Welcome to the Signal and Information Processing Seminar Series at Rutgers!

The SIP Seminar Series at Rutgers University–New Brunswick brings together a diverse group of researchers, both from within and outside Rutgers, on (approximately) a biweekly basis to discuss recent advances in signal and information processing. The term of “Signal and Information Processing” used within the SIP Seminars is rather broad in nature and subsumes signal processing, image processing, statistical inference, machine learning, computer vision, control theory, harmonic analysis, information theory, etc.

Seminar Mailing List: You can subscribe to the SIP Seminars mailing list by sending an email to ECE_SIP-request@email.rutgers.edu with SUBSCRIBE in the subject of the email.

Fall 2020 Seminar Schedule: The SIP Seminars in Fall 2020 will take place virtually on the following dates (Wednesdays) at 2 pm on Zoom: September 23; October 7, 14, 21, and 28; November 4, 11, and 18; and December 2.

Fall 2020 SIP Seminars

Prof. Ermin Wei

Title: Robust and Flexible Distributed Optimization Algorithms for Networked Systems

Abstract: In this talk, we present a framework of distributed optimization algorithms for the problem of minimizing a sum of convex objective functions, which are locally available to agents in a network. This setup is motivated by the federated machine learning applications. Distributed optimization algorithms make it possible for the agents to cooperatively solve the problem through local computations and communications with neighbors. The algorithms we propose can be proven to converge linearly to the optimal solution, can tolerate communication and computation noises and can adapt to various hardware environments with different computation and communication capabilities.

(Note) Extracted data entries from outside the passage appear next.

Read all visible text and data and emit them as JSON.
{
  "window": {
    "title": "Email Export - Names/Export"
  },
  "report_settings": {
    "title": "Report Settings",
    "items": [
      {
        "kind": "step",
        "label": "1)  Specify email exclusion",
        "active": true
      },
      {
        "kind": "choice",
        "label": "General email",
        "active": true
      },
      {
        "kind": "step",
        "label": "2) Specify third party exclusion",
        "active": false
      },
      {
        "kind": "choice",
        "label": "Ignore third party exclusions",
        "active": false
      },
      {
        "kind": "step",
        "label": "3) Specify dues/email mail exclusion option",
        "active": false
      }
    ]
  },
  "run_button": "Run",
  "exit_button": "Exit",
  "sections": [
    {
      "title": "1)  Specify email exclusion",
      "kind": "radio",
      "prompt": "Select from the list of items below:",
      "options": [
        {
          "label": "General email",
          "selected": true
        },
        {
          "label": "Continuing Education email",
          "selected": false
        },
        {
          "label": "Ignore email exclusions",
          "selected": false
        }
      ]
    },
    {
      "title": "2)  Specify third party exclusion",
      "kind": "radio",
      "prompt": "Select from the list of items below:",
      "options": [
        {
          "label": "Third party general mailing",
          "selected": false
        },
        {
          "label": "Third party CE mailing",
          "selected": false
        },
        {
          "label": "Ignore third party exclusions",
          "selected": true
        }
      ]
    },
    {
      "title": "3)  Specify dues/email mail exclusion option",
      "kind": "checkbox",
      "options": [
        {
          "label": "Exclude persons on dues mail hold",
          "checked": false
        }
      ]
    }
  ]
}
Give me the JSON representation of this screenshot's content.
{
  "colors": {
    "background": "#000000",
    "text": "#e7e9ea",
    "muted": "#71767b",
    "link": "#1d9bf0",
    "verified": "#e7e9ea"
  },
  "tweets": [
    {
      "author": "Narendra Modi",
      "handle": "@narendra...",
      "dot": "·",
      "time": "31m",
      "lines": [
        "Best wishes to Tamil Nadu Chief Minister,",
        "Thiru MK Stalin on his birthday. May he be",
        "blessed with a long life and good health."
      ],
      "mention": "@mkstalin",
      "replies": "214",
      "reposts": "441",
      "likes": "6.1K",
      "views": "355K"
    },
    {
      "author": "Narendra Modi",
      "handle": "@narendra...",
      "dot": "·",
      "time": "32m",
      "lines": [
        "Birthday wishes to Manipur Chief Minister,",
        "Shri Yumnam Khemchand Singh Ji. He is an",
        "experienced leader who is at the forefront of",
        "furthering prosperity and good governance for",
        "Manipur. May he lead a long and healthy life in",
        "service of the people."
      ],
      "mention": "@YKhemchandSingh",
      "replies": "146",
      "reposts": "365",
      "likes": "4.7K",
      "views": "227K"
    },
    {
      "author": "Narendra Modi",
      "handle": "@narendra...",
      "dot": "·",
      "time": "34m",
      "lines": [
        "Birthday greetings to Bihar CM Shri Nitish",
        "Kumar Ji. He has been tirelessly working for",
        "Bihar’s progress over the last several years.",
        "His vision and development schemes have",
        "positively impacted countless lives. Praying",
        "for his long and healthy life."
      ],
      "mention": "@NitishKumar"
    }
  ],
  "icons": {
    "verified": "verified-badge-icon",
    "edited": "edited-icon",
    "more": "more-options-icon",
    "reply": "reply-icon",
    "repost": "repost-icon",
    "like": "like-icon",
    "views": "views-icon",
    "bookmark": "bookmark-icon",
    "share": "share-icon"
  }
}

Biography: Ermin Wei is currently an Assistant Professor at the Electrical and Computer Engineering Department and Industrial Engineering and Management Sciences Department of Northwestern University. She completed her PhD studies in Electrical Engineering and Computer Science at MIT in 2014, advised by Professor Asu Ozdaglar, where she also obtained her M.S. She received her undergraduate triple degree in Computer Engineering, Finance and Mathematics with a minor in German, from University of Maryland, College Park. She has received many awards, including the Graduate Women of Excellence Award, second place prize in Ernst A. Guillemen Thesis Award. Her team won the 2nd place in the GO-competition 2019, an electricity grid optimization competition organized by Department of Energy. Wei’s research interests include distributed optimization methods, convex optimization and analysis, smart grid, communication systems and energy networks and market economic analysis.

Prof. Dror Baron

Title: Pooled Coronavirus Testing with Side Information

Abstract: We recast a pooled coronavirus testing problem as a noisy linear inverse problem. Generalized approximate message passing (GAMP) is an iterative framework that solves linear inverse problems with different types of noise and structured unknown inputs while achieving best-possible estimation quality. We map pooled testing to GAMP by incorporating genetic PCR tests’ noise mechanism, and different models for the illness status of patients are considered. A model where the illness is independent and identically distributed (i.i.d.) provides results for non-adaptive pooled testing similar to other state-of-art approaches. When side information (SI) allows us to treat patients’ illness as non-i.i.d., a 40-50% reductions in the number of tests is provided. Our vision for coronavirus testing involves using SI in the form of patients’ symptoms, medical history, social structure, and contact tracing to greatly improve testing efficiency.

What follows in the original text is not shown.